Les herbes ( rucola, finocchio, asparaghi, carote) et les fruits ( figues d’ici et de barbarie, grenades, ) « sauvages » sont les invités permanents de notre « petite terre » sans parler du premier potager de tous nos temps, que nous avons patiemment préparé, tout petit en son enclos de protection de nos chiens goulus et autres prédateurs végétariens, et qui, d’aucuns les reconnaîtront de verte gueule, comporte déjà salades, persil, fenouil, chicorée, chou rouge et vert, oignons sans oublier le très fameux cime di rape, entre endive et brocoli, ni trop amer, ni trop doux, la vie quoi !!!

Dans les proches environs, l’on entend les fusils des chasseurs d’oiseau qui, dès l’aube, retentissent, parfois si proches, à effrayer notre Gadjo, le plus sensible de nos quadrupèdes … lui, il sait que l’avenir choisira entre l’extinction des feux ou celle des espèces !

Aujourd’hui, la Libre disait que la jeunesse du jour était parée pour relever le défi; elle sauvera le monde de ce que nous lui avons complaisament fait subir … A voir ! Cette foi dans la jeunesse blanc blond belge est douce à entendre mais que vaut elle face aux misères et révoltes subséquentes …

Entre sursaut et saut dans le vide, la marge est étroite; sur le fil du rasoir, à un moment, il faudra trancher dans le vif et ce n’est pas au crayon hémostatique que l’homme écrira l’histoire de demain …

Le Sapiens, il sait, il sait, le vieux con ou le jeune Gabin, c’est tout dit l’même, Y dit qui sait et puis, au final, ce serait bien depuis qu’il n’est plus nomade, qu’il a gagné ses Pénates, qu’il a tenté de rivaliser avec la Nature, bravo, beau succès !, depuis qu’il s’est uni en bandes de plus en plus nombreuses, du village à l’Empire, qu’il a fondé l’union  » sacrée », cette union qui fait la farce de destruction massive, depuis qu’il a commencé à exploiter les sols, les sous-sols et les mers, à s’en approprier toutes les ressources, c’est depuis lors, qu’il aurait, dixit HARARI bm_184036_aj_m_260, inauguré la Grande Dévastation !

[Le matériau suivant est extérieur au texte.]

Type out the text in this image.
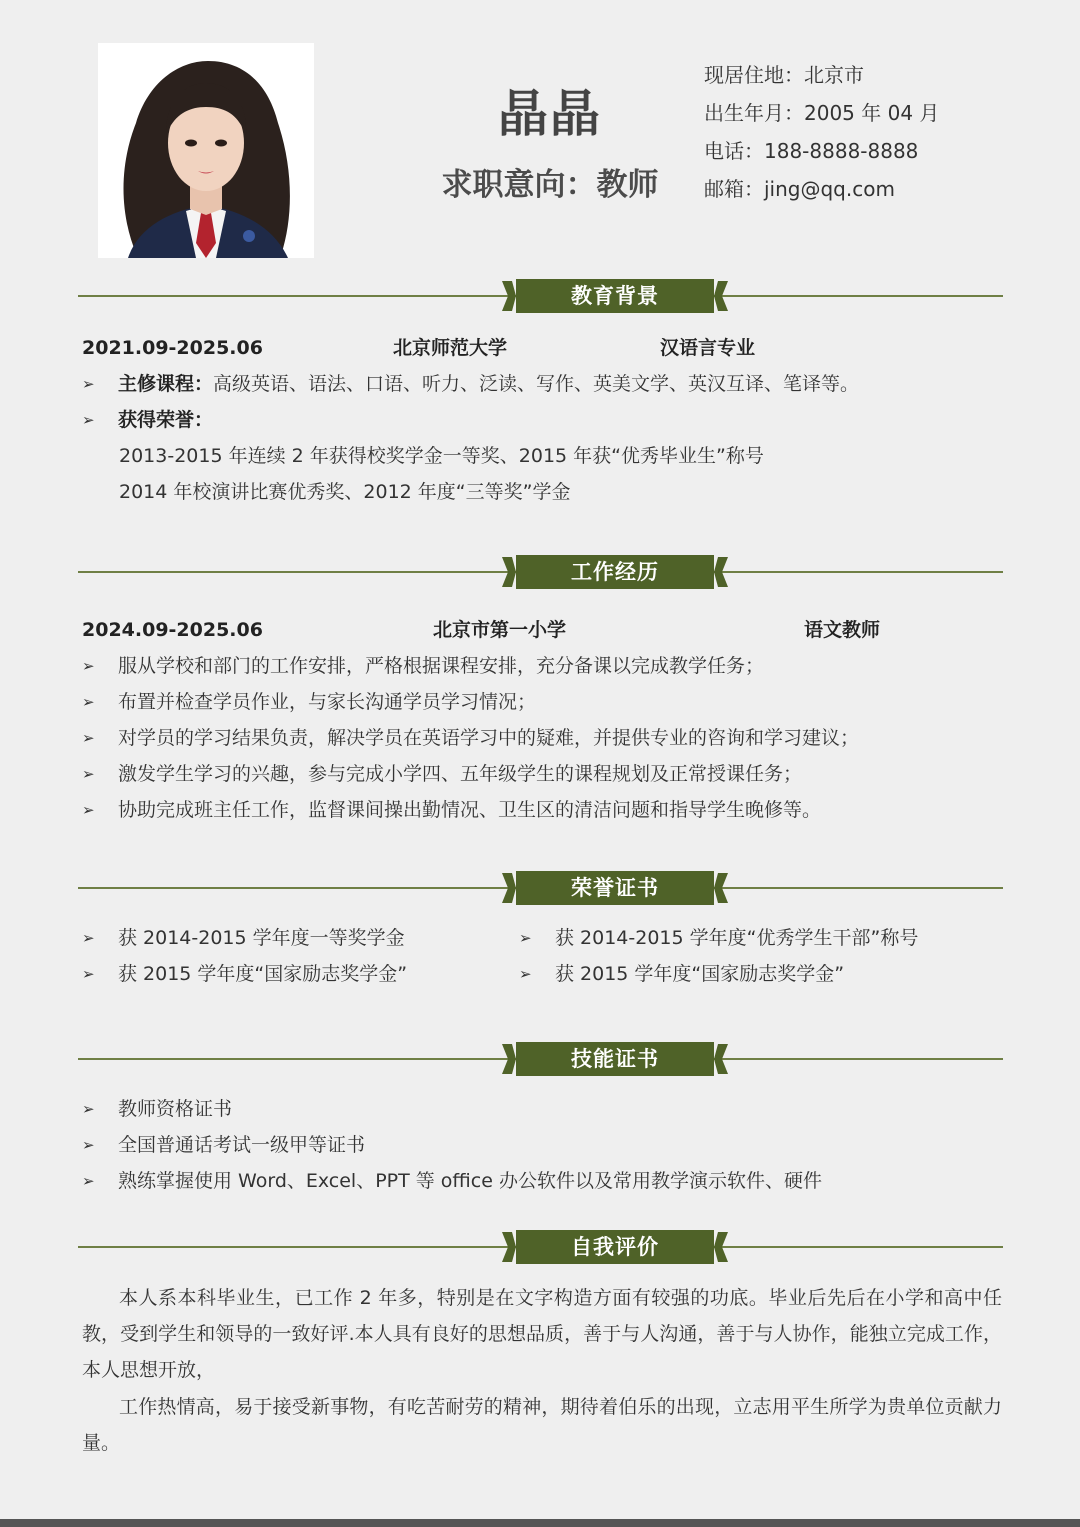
晶晶
求职意向：教师
现居住地：北京市
出生年月：2005 年 04 月
电话：188-8888-8888
邮箱：jing@qq.com
教育背景
2021.09-2025.06	北京师范大学	汉语言专业
➢ 主修课程：高级英语、语法、口语、听力、泛读、写作、英美文学、英汉互译、笔译等。
➢ 获得荣誉：
2013-2015 年连续 2 年获得校奖学金一等奖、2015 年获“优秀毕业生”称号
2014 年校演讲比赛优秀奖、2012 年度“三等奖”学金
工作经历
2024.09-2025.06	北京市第一小学	语文教师
➢ 服从学校和部门的工作安排，严格根据课程安排，充分备课以完成教学任务；
➢ 布置并检查学员作业，与家长沟通学员学习情况；
➢ 对学员的学习结果负责，解决学员在英语学习中的疑难，并提供专业的咨询和学习建议；
➢ 激发学生学习的兴趣，参与完成小学四、五年级学生的课程规划及正常授课任务；
➢ 协助完成班主任工作，监督课间操出勤情况、卫生区的清洁问题和指导学生晚修等。
荣誉证书
➢ 获 2014-2015 学年度一等奖学金	➢ 获 2014-2015 学年度“优秀学生干部”称号
➢ 获 2015 学年度“国家励志奖学金”	➢ 获 2015 学年度“国家励志奖学金”
技能证书
➢ 教师资格证书
➢ 全国普通话考试一级甲等证书
➢ 熟练掌握使用 Word、Excel、PPT 等 office 办公软件以及常用教学演示软件、硬件
自我评价
本人系本科毕业生，已工作 2 年多，特别是在文字构造方面有较强的功底。毕业后先后在小学和高中任教，受到学生和领导的一致好评.本人具有良好的思想品质，善于与人沟通，善于与人协作，能独立完成工作，本人思想开放，
工作热情高，易于接受新事物，有吃苦耐劳的精神，期待着伯乐的出现，立志用平生所学为贵单位贡献力量。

Ta propriété, ta maison, ton chez toi, ton territoire, donc aussi  tes frontières, tes limites, qui aujourd’hui font une partie de ta personne et qui constituent, lorsqu’ additionnées à celles d’autres « sapiens » bien intentionnés (et infernaux), toutes ces choses personnelles mises en programmes communs, deviennent alors la Patrie, la Communauté, la Nation, l’Alliance, l’Eglise, la Coallition, les Professions de Foi et alors, et alors, eh, eh, la Zoluzione Finale ( per l’intera umanità ) succedera, arriba, arriba, velocamente, con la bandiera nigra, dal sangue e dalle lacrime …

 

La boucle est ainsi tristement bouclée, au départ d’une minuscule récolte, pour quelques olives de plus, dans une existence de total privilège même si un peu méritée et de toute très chanceuse …

Le reste du monde te rattrape toujours pour peu que tu aies encore quelque capacité visuelle, auditive voire intelotte !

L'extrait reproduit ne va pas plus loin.